Im For­schungs­pro­jekt von Anne Weber-Krü­ger geht es dar­um, die per­sön­li­che Sicht­wei­se von Kin­dern hin­sicht­lich ihrer Vor­stel­lung und Wün­sche auf die Musi­ka­li­sche Früh­erzie­hung zu hin­ter­fra­gen und sinn­haft mit in die Unter­richts­pla­nung und den eigent­li­chen Unter­richt mit ein­zu­be­zie­hen. Wil­fried Gruhn zielt auf die Bedeu­tung eines lern­theo­re­ti­schen Den­kens in der mu­sikalischen Vor­schul­erzie­hung. Unter Berück­sich­ti­gung zen­tra­ler Erkennt­nis­se aus den Neu­ro­wis­sen­schaf­ten stellt er wesent­li­che Grund­prin­zi­pi­en einer am Den­ken Gor­dons ori­en­tier­ten Lern­theo­rie auf, die dem prak­ti­schen Han­deln zugrun­de lie­gen sollte.

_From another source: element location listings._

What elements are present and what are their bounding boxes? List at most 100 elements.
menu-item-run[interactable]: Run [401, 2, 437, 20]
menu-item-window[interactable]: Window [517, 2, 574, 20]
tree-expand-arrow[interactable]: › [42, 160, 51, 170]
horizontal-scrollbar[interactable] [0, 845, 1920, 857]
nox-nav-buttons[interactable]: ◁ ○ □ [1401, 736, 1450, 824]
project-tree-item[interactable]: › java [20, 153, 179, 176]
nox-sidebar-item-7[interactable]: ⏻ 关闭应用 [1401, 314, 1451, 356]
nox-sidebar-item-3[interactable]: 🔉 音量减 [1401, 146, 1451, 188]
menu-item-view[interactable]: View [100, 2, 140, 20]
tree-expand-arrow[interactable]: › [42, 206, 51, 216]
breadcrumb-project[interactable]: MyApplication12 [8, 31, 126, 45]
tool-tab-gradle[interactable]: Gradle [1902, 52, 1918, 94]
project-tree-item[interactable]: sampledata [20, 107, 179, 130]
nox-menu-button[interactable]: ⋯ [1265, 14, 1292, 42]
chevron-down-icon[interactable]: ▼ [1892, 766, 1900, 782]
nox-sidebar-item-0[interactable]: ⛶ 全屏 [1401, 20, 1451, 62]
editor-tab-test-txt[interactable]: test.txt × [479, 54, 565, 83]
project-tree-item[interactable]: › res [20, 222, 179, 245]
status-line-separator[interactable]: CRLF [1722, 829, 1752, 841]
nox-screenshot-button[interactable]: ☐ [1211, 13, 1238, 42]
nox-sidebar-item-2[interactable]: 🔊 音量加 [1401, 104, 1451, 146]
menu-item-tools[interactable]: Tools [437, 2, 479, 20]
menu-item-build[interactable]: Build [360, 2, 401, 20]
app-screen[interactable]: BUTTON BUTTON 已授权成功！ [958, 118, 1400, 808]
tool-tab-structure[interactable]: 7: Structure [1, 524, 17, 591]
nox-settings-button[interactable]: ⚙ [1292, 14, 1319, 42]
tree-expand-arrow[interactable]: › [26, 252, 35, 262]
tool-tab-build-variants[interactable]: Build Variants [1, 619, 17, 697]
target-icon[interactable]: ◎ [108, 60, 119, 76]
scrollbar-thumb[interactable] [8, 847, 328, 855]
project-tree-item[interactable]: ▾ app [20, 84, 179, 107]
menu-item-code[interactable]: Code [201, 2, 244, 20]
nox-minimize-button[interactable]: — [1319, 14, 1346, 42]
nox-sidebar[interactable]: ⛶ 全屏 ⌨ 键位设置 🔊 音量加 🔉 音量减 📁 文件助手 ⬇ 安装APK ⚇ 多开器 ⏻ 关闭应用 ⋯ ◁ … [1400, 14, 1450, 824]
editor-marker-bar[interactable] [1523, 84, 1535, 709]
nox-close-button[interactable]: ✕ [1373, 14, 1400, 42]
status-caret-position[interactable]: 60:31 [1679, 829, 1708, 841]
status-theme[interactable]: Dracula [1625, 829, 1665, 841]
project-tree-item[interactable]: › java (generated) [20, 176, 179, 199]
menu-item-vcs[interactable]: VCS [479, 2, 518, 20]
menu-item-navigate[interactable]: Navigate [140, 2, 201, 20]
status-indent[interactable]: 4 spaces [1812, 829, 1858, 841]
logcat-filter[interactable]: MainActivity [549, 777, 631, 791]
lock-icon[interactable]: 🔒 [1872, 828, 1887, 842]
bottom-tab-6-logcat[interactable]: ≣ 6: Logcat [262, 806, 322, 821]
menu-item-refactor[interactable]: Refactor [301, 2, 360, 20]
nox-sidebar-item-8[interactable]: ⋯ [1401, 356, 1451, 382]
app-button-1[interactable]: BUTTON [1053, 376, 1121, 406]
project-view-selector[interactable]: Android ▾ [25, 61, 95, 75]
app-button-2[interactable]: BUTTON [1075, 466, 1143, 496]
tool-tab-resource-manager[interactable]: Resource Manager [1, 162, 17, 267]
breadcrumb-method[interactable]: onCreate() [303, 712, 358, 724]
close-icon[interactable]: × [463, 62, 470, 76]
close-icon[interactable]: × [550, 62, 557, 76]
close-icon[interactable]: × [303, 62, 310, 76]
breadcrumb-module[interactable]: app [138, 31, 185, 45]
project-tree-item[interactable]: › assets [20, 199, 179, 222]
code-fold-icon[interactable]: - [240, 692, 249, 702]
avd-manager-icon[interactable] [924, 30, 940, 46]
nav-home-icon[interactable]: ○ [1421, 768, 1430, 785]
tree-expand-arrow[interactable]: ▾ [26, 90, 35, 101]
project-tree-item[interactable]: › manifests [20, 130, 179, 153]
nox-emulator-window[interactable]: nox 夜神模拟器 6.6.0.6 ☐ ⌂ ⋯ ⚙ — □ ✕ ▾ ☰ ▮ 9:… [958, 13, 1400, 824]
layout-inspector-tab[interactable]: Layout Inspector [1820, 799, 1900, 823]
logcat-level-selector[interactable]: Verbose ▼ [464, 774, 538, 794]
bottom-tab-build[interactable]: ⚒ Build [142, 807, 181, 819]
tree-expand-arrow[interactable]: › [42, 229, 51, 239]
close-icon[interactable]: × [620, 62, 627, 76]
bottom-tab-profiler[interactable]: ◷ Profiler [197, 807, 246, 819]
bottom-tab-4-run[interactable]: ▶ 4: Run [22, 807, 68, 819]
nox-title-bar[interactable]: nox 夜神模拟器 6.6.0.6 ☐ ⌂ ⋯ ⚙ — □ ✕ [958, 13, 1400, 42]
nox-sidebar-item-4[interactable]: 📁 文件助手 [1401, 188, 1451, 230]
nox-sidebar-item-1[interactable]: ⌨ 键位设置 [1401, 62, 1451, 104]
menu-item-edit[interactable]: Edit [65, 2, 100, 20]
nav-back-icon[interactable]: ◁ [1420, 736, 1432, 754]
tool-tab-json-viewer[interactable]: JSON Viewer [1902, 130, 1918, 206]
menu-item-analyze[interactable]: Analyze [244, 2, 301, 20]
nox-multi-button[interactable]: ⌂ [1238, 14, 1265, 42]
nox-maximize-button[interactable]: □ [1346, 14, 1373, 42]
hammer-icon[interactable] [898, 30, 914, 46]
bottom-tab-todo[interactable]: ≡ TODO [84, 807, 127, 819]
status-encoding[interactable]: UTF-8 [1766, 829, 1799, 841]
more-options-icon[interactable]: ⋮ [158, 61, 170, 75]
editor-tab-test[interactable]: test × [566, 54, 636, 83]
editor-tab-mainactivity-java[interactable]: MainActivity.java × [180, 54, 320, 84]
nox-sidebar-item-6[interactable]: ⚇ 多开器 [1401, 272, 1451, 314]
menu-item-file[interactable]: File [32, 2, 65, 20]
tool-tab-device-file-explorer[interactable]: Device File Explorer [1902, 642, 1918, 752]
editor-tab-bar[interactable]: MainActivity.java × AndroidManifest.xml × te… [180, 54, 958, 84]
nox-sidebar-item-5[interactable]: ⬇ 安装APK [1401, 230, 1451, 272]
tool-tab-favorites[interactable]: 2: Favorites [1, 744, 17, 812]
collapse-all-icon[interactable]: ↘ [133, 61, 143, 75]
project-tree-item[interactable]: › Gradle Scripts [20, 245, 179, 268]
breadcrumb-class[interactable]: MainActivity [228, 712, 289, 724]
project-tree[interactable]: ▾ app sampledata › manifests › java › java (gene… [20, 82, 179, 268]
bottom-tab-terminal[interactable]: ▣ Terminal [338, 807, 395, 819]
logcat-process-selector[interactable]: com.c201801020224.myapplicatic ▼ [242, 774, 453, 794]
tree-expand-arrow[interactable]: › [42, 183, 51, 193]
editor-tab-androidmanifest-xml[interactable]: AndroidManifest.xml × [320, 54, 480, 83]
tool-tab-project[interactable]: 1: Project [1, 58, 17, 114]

Zum Abschluss der Doku­men­ta­ti­on wid­met sich Gerd E. Schä­fer aus­führ­lich den Beson­der­hei­ten früh­kind­li­cher Bil­dungs­pro­zes­se, bevor er sie mit Über­le­gun­gen zu einer früh­kind­li­che Musik­päd­ago­gik ver­bin­det. Eine durch­weg zu emp­feh­len­de Schrift.